That is why those players that are known users of performance-enhancing drugs should not be allowed into those sacred halls in Cooperstown. Baseball has become much more than just a game in this country. It is embedded into the depths of our history, and those players who used PEDs in their careers do not deserve to stand next to the legends whose natural abilities constructed the game.
That's not to say that these known users don't deserve credit for their contributions to the game. Players such as Barry Bonds, Mark McGwire and Rafael Palmeiro have made significant impacts on the game of baseball, and will be remembered for that. No one will ever forget McGwire's 62nd home run or Bonds breaking the home run record, but those numbers will always have that pesky asterisk next to them — and it's deserved.
Many Hall of Fame voters are already taking a stand against the PED users, refusing their votes toward any known users. It's their form of punishment for tainting the game that they love and respect, and it will hopefully serve as a fair warning for the rising stars of the game.

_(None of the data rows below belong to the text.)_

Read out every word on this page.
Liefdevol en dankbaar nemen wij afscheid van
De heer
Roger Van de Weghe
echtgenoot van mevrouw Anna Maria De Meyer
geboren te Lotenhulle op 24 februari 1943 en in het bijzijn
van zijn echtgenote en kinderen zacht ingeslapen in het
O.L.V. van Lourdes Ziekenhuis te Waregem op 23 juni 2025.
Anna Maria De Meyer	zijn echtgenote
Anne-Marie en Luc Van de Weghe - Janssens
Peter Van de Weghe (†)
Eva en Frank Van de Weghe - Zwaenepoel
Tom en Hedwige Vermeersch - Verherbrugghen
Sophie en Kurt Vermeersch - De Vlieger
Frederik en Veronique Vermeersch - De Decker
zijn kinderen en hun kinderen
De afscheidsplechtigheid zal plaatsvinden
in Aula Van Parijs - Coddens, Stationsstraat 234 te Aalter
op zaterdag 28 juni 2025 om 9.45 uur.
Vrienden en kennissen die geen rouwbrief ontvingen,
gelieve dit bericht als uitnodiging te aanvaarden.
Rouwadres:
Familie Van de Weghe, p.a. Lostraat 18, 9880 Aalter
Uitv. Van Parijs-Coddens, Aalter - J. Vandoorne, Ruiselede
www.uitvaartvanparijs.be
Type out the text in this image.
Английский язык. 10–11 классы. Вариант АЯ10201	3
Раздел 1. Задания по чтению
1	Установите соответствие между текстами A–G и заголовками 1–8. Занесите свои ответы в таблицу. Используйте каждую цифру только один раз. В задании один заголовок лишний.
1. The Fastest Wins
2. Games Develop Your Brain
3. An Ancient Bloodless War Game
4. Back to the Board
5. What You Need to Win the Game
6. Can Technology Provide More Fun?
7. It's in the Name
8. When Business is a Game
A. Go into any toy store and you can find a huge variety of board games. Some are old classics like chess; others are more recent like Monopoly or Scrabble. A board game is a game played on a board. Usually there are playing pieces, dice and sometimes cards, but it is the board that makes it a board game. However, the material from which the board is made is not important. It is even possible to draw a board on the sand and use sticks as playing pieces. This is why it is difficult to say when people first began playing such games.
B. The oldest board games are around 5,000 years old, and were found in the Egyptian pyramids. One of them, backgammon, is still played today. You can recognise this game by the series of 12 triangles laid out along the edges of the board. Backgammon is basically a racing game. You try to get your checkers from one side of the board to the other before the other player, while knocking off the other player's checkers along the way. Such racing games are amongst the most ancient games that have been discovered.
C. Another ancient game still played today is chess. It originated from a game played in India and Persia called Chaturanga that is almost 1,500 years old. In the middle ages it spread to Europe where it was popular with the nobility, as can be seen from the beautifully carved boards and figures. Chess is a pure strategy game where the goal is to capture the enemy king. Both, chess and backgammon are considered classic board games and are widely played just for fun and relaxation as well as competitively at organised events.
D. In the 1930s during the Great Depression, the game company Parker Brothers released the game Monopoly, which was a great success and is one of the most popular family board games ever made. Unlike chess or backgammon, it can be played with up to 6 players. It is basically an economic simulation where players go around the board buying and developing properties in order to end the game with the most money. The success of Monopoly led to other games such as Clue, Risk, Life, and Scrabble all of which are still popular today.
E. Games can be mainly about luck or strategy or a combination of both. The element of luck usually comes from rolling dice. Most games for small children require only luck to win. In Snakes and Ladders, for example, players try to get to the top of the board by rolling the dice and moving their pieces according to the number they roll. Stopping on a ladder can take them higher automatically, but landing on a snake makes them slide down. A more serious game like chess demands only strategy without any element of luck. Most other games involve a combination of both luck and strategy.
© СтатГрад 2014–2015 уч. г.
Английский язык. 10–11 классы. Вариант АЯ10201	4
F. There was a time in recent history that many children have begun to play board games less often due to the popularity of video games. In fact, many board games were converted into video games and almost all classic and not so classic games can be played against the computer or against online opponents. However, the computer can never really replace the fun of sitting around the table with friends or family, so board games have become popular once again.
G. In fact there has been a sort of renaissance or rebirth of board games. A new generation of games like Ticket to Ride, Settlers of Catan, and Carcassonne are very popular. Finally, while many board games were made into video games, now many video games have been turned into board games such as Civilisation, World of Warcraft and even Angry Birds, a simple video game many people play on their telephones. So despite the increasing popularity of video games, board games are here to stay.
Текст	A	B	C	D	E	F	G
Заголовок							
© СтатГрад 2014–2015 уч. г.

It may seem unfair that some PED users have gone un-punished in the game, simply because their usage was never discovered, but does that really mean we shouldn't punish those who have cheated?
There exists an argument that because there were so many players juicing in that era, those who still posted Hall of Fame-worthy numbers deserve their rite of passage, because everyone was pumped up back then.
However, just because many others did it doesn't make it right, and known users shouldn't be rewarded with a trip to Cooperstown just because they played better than other PED users. The fact is, they went against league rules when they used PEDs, and that goes against what the Hall stands for.
The motto for the Baseball Hall of Fame is "Preserving History, Honoring Excellence, Connecting Generations," and associating steroid users with any one of those adages doesn't make sense when you believe in what Cooperstown represents.